The Earl of Worcester's Men was an acting company in Renaissance England. An early formation of the company, wearing the livery of William Somerset, 3rd Earl of Worcester, is among the companies known to have toured the country in the mid-sixteenth century. A later iteration of the company toured through the 1580s and '90s; little is known about its activities, though in 1583 it included the sixteen-year-old Edward Alleyn, at the start of his illustrious career.[1]

By the start of the seventeenth century, Edward Somerset, 4th Earl of Worcester was moving up into the higher levels of the late-Elizabethan social and political structure; in April 1601 he became the Queen's Master of the Horse.[2] It was to add to his prestige that Worcester wanted to bring his players to London. Through the 1590s, only two companies of adult players, the Lord Chamberlain's Men and the Admiral's Men, had been officially allowed in London. Worcester was able to make his company the third, with a license of the Privy Council as of 31 March 1602. The company was initially supposed to play only at the Boar's Head Inn; but by August of that year they were negotiating with Philip Henslowe. Soon they were playing at his Rose Theatre, which the Admiral's Men had vacated when they moved to the Fortune in 1600. (Henslowe did business with the members of Worcester's Men as he had with the Admiral's: many company members were soon in debt to him for small loans.)

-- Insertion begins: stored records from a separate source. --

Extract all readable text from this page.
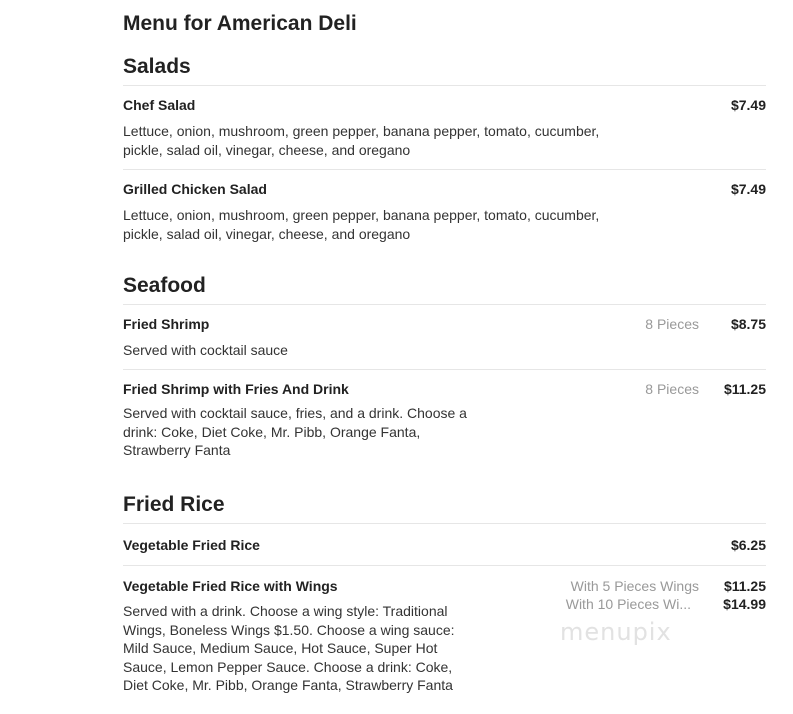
Menu for American Deli
Salads
Chef Salad	$7.49
Lettuce, onion, mushroom, green pepper, banana pepper, tomato, cucumber, pickle, salad oil, vinegar, cheese, and oregano
Grilled Chicken Salad	$7.49
Lettuce, onion, mushroom, green pepper, banana pepper, tomato, cucumber, pickle, salad oil, vinegar, cheese, and oregano
Seafood
Fried Shrimp	8 Pieces $8.75
Served with cocktail sauce
Fried Shrimp with Fries And Drink	8 Pieces $11.25
Served with cocktail sauce, fries, and a drink. Choose a drink: Coke, Diet Coke, Mr. Pibb, Orange Fanta, Strawberry Fanta
Fried Rice
Vegetable Fried Rice	$6.25
Vegetable Fried Rice with Wings	With 5 Pieces Wings $11.25
With 10 Pieces Wi... $14.99
Served with a drink. Choose a wing style: Traditional Wings, Boneless Wings $1.50. Choose a wing sauce: Mild Sauce, Medium Sauce, Hot Sauce, Super Hot Sauce, Lemon Pepper Sauce. Choose a drink: Coke, Diet Coke, Mr. Pibb, Orange Fanta, Strawberry Fanta
menupix
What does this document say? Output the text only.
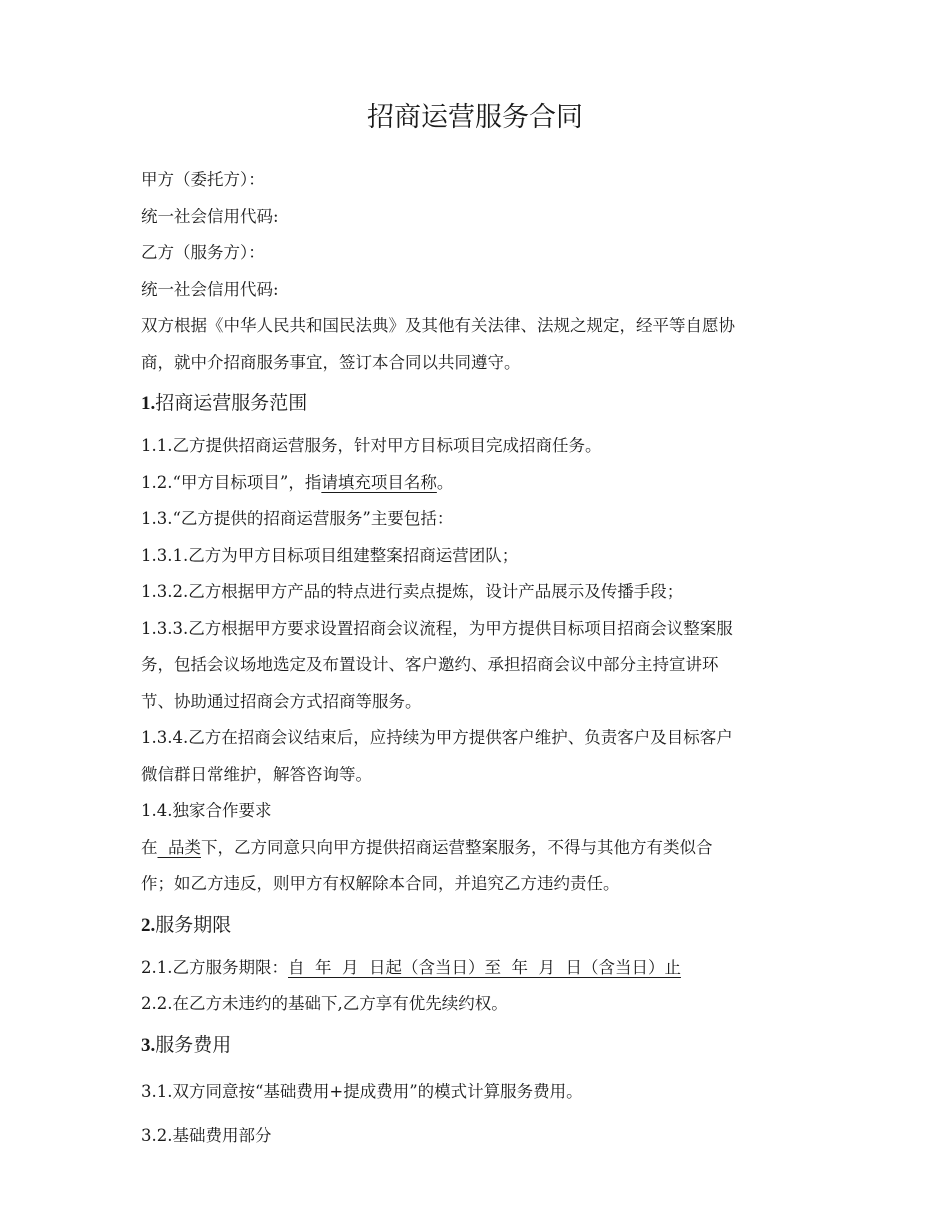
招商运营服务合同
甲方（委托方）：
统一社会信用代码:
乙方（服务方）：
统一社会信用代码:
双方根据《中华人民共和国民法典》及其他有关法律、法规之规定，经平等自愿协
商，就中介招商服务事宜，签订本合同以共同遵守。
1.招商运营服务范围
1.1.乙方提供招商运营服务，针对甲方目标项目完成招商任务。
1.2.“甲方目标项目”，指请填充项目名称。
1.3.“乙方提供的招商运营服务”主要包括：
1.3.1.乙方为甲方目标项目组建整案招商运营团队；
1.3.2.乙方根据甲方产品的特点进行卖点提炼，设计产品展示及传播手段；
1.3.3.乙方根据甲方要求设置招商会议流程，为甲方提供目标项目招商会议整案服
务，包括会议场地选定及布置设计、客户邀约、承担招商会议中部分主持宣讲环
节、协助通过招商会方式招商等服务。
1.3.4.乙方在招商会议结束后，应持续为甲方提供客户维护、负责客户及目标客户
微信群日常维护，解答咨询等。
1.4.独家合作要求
在  品类下，乙方同意只向甲方提供招商运营整案服务，不得与其他方有类似合
作；如乙方违反，则甲方有权解除本合同，并追究乙方违约责任。
2.服务期限
2.1.乙方服务期限：自  年  月  日起（含当日）至  年  月  日（含当日）止
2.2.在乙方未违约的基础下,乙方享有优先续约权。
3.服务费用
3.1.双方同意按“基础费用+提成费用”的模式计算服务费用。
3.2.基础费用部分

During their first year with Henslowe,[3] Worcester's Men purchased a dozen plays from Henslowe's stable of regular house dramatists: Thomas Dekker, Wentworth Smith, John Day, Henry Chettle, Richard Hathwaye, and even a young John Webster. Most have not survived. The fee for a play was normally £6, sometimes a pound or two higher; Dekker got an extra 10 shillings for one of his solo works.[4]

In this incarnation, Worcester's Men included, at one time or another, John Lowin, actor/playwright Thomas Heywood and the famous clown Will Kempe. Christopher Beeston joined Worcester's Men in August 1602, after leaving the Lord Chamberlain's Men; another player from that company, John Duke, made the same move sometime in 1602. And in the latter part of that year Worcester's absorbed Oxford's Men, another company that had previously been active mostly as a touring troupe. In February 1603 they played A Woman Killed with Kindness, often called Heywood's best play.

The troupe did not achieve a degree of success equal to that of the Lord Chamberlain's Men at the Globe or the Admiral's Men at the new Fortune; yet early in the reign of James I, the company received royal patronage and became Queen Anne's Men.

Notes

  1. Chambers, Vol. 2, p. 224.
  2. Chambers, Vol. 2, p. 225.
  3. The period for which the best data exists; the entries in Henslowe's Diary grow sporadic after 1603.
  4. Chambers, Vol. 2, p. 227.

References

  • Chambers, E. K. The Elizabethan Stage. 4 Volumes, Oxford, Clarendon Press, 1923.
  • Halliday, F. E. A Shakespeare Companion 1564–1964. Baltimore, Penguin, 1964.